Imagenes de Fantasía

Catalina llegó a una etapa de su vida en la que se sintió una cebolla. Siempre decía que capas y más capas encerraron a su corazón, el que quedó en el centro de una estructura potente, con personalidad e identidad totalmente definida para el exterior. Cierto día, muy apesadumbrada y vaya a saber por qué circunstancia se hizo esta pregunta ¿qué nombre llevará mi tumba?
Ella escuchó decir muchas veces que el ser humano está apto para desempeñar todos los roles de los que sea capaz, y sólo entonces es considerado como una persona completa.

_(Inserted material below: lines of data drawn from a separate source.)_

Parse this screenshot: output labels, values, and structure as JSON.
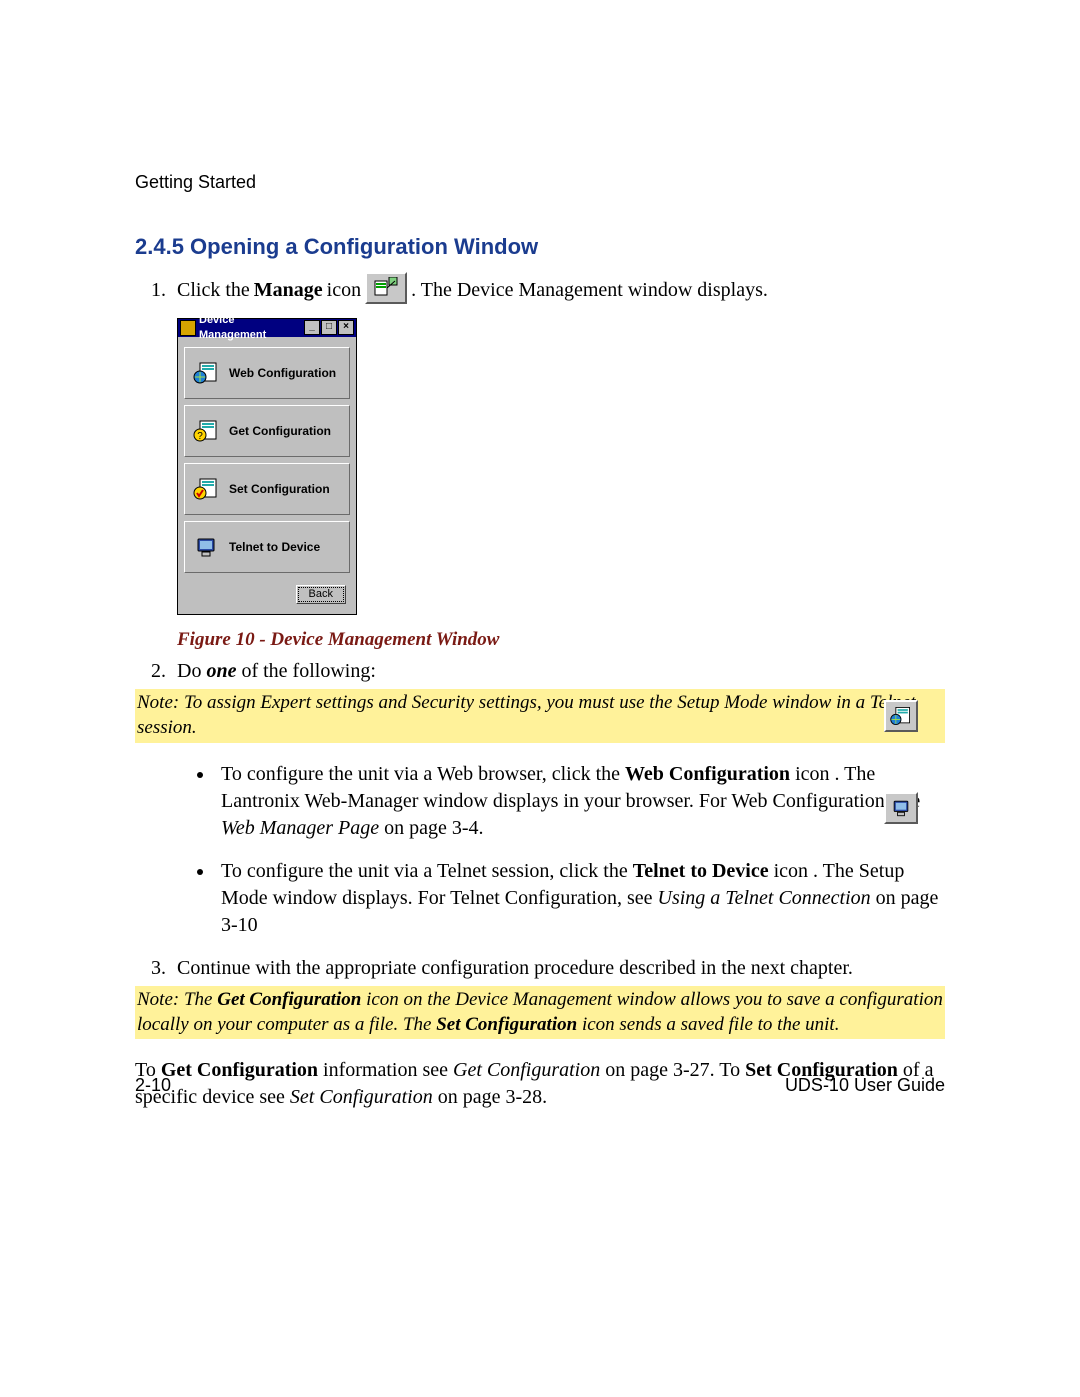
{
  "header": {
    "chapter": "Getting Started"
  },
  "section": {
    "number_title": "2.4.5 Opening a Configuration Window"
  },
  "step1": {
    "pre": "Click the ",
    "bold": "Manage",
    "mid": " icon ",
    "post": ". The Device Management window displays."
  },
  "manage_icon_name": "manage-icon",
  "dm_window": {
    "title": "Device Management",
    "items": [
      {
        "label": "Web Configuration",
        "icon": "globe-doc-icon"
      },
      {
        "label": "Get Configuration",
        "icon": "question-doc-icon"
      },
      {
        "label": "Set Configuration",
        "icon": "check-doc-icon"
      },
      {
        "label": "Telnet to Device",
        "icon": "terminal-icon"
      }
    ],
    "back": "Back"
  },
  "figure_caption": "Figure 10 - Device Management Window",
  "step2": {
    "pre": "Do ",
    "bold": "one",
    "post": " of the following:"
  },
  "note1": "Note: To assign Expert settings and Security settings, you must use the Setup Mode window in a Telnet session.",
  "bullets": [
    {
      "pre": "To configure the unit via a Web browser, click the ",
      "bold": "Web Configuration",
      "mid": " icon ",
      "post1": ". The Lantronix Web-Manager window displays in your browser. For Web Configuration, see ",
      "ref_italic": "Web Manager Page",
      "post2": " on page 3-4.",
      "icon": "globe-doc-icon"
    },
    {
      "pre": "To configure the unit via a Telnet session, click the ",
      "bold": "Telnet to Device",
      "mid": " icon ",
      "post1": ". The Setup Mode window displays. For Telnet Configuration, see ",
      "ref_italic": "Using a Telnet Connection",
      "post2": " on page 3-10",
      "icon": "terminal-icon"
    }
  ],
  "step3": "Continue with the appropriate configuration procedure described in the next chapter.",
  "note2": {
    "p1a": "Note: The ",
    "b1": "Get Configuration",
    "p1b": " icon on the Device Management window allows you to save a configuration locally on your computer as a file. The ",
    "b2": "Set Configuration",
    "p1c": " icon sends a saved file to the unit."
  },
  "trailing": {
    "t1": "To ",
    "b1": "Get Configuration",
    "t2": " information see ",
    "i1": "Get Configuration",
    "t3": " on page 3-27. To ",
    "b2": "Set Configuration",
    "t4": " of a specific device see ",
    "i2": "Set Configuration",
    "t5": " on page 3-28."
  },
  "footer": {
    "page": "2-10",
    "doc": "UDS-10 User Guide"
  },
  "colors": {
    "heading": "#1b3c8f",
    "caption": "#7a1a14",
    "note_bg": "#fff29a"
  }
}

En este juego de los roles que se deben desplegar en la vida para poder subsistir, a veces necesitó aferrarse sólo a uno para poder hacer frente a lo que se esperaba de ella. Fue muy buena alumna, la eligieron mejor compañera en la escuela secundaria, tuvo un novio por vez, salvo en una inolvidable excepción, se casó por Iglesia, tuvo hijos, una profesión que le permitió vivir holgadamente, fue una hija excepcional, según lo dijeron sus padres, una esposa modelo, palabras de su marido, una madre inigualable, dicho por sus hijos, en fin, alguien de quien se puede hablar sin vergüenza y a la vez con mucho orgullo.
Pero un día se cansó, y sin querer hacerse un planteo existencial, ni ponerse en el plano de mártir, que es así como los que se dicen expertos rotulan a las mujeres madres de familia cuando presentan alguna queja, se dispuso a hacer una prieta síntesis de lo que le hubiese gustado ser, porque ella decía que, era necesario despejar el “querer” del “poder”, ya que lamentablemente en esta vida, la mayoría no hace lo que quiere sino simplemente lo que puede.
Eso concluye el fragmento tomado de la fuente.